In 2022 Northeast Health Wangaratta celebrated 150 years of service to our community.

The Wangaratta hospital was established in 1872 on the current site and later named the Wangaratta District Base Hospital (WDBH). Over time, the hospital evolved into the modern health service we now know as Northeast Health Wangaratta.

In May 1973, Wangaratta District Base Hospital saw the establishment of a 40-bed ward respectively named after Archdeacon Percival Hensby Dicker, a respected Committee member of the Advisory Board of WDBH.  In August 1985, the Matthew Rohan Wing, an additional 30-beds commenced operation and was respectively named after Dr.Matthew Rohan, who served actively on the hospital’s Board of Management as well as an Honorary Surgeon for over 34 years at the hospital. In September 1985, the total complement of nursing home beds amounted to 72-beds, including three respite beds (hospital relief) for those members of the community providing care to their loved ones.
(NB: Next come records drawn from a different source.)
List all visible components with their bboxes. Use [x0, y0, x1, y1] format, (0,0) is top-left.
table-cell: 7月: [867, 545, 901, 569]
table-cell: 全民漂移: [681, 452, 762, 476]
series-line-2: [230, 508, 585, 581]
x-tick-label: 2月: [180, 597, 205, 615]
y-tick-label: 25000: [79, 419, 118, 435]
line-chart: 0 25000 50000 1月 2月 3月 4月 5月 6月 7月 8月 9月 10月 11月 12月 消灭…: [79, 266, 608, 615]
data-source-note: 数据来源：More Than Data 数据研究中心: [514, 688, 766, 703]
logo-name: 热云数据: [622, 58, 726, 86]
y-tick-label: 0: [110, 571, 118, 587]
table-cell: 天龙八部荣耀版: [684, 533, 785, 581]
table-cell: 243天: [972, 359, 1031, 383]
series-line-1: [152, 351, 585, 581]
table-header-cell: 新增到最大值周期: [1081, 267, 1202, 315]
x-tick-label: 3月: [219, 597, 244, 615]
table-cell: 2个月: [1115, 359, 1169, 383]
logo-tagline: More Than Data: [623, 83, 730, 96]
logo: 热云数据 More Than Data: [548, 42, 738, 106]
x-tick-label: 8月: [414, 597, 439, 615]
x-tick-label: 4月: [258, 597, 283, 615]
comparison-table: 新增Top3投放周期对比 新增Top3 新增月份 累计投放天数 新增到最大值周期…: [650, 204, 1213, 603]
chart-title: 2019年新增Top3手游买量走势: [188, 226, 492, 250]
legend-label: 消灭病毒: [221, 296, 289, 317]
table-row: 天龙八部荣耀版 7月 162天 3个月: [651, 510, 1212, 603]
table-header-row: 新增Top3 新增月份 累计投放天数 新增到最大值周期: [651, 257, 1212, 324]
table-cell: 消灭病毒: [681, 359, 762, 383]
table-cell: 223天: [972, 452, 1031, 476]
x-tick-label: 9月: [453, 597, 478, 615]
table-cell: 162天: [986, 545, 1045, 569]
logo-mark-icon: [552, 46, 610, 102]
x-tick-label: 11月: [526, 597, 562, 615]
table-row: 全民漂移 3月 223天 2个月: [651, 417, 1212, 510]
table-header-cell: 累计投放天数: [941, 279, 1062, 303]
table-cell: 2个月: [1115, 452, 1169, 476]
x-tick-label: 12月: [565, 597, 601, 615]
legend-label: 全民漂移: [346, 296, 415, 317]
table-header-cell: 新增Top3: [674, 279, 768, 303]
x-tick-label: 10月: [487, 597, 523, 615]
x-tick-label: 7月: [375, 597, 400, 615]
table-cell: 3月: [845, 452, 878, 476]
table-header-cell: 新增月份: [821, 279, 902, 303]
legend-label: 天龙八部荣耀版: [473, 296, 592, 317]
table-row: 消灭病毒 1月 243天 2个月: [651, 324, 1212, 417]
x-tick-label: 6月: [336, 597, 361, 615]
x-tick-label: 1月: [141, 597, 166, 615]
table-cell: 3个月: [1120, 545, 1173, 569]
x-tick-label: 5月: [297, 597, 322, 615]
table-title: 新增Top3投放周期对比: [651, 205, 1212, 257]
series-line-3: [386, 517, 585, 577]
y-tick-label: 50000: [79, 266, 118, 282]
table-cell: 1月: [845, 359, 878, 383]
In 2007, WDBH now known as Northeast Health Wangaratta (NHW) saw yet another milestone in the history of providing Aged Care Services to the Community. The doors of our new Residential Aged Care Facility, named Illoura meaning ‘a peaceful place’ was opened for business on December 12th, 2007. Taking just over 12 months to build, Illoura provided 46 single and 8 double bedrooms with ensuites, catering for a total of 62 residents. In 2017, this number increased to 72-beds, following an additional 12-bed extension.

Remembering P.H. Dicker and Matthew Rohan Wing, WDBH

May 2018 marked 45 years since the opening and 10 years since the closure of what was formerly known as the P.H. Dicker Wing and Matthew Rohan Wing of the Wangaratta District Base Hospital.

NHW Nurses from WWII

Every ANZAC Day we hold a service at NHW, and as part of this service, we honour and remember the two brave Australian Army nurses from our hospital that were killed in WWII.

Caroline Ennis and Dorothy Elmes volunteered for the Australian Army Nursing Service (AANS) and joined other Australian nurses in Singapore.

On 12th February 1942 during the closing stages of the defence of Singapore and only three days before the fall of Malaya, 65 nurses of 2/4th Causality Clearing Station, 2/10th and 2/13th General Hospitals and the 8th Australian Division and over 250 civilian men, women and children were evacuated on the ‘SS Vyner Brooke”.

On 14th February the ship was bombed by Japanese aircraft and sunk as it passed southward through Banka Strait.

Although all of the nurses survived the bombing, 12 were either drowned before that could reach lifeboats or were swept out to sea and lost. Others spent three days endeavouring to reach land on Banka Island, having to contend with tides and currents and to navigate through mangrove swamps. Some were helped ashore by friendly natives.

One group of 22 came ashore by lifeboat on the 16th February they surrendered to Japanese troops who ordered them to walk back into the sea where they were machine-gunned by the Japanese soldiers. Only one nurse, Sister Vivien Bullwinkle, survived that massacre.

Of the 65 nurses who left Singapore on ‘SS Vyner Brooke’, 12 drowned, 21 were murdered on Radji Beach, and 32 were taken Prisoner of War (POW). 8 of these subsequently died in captivity. The remaining 24 were later rescued and returned to Australia.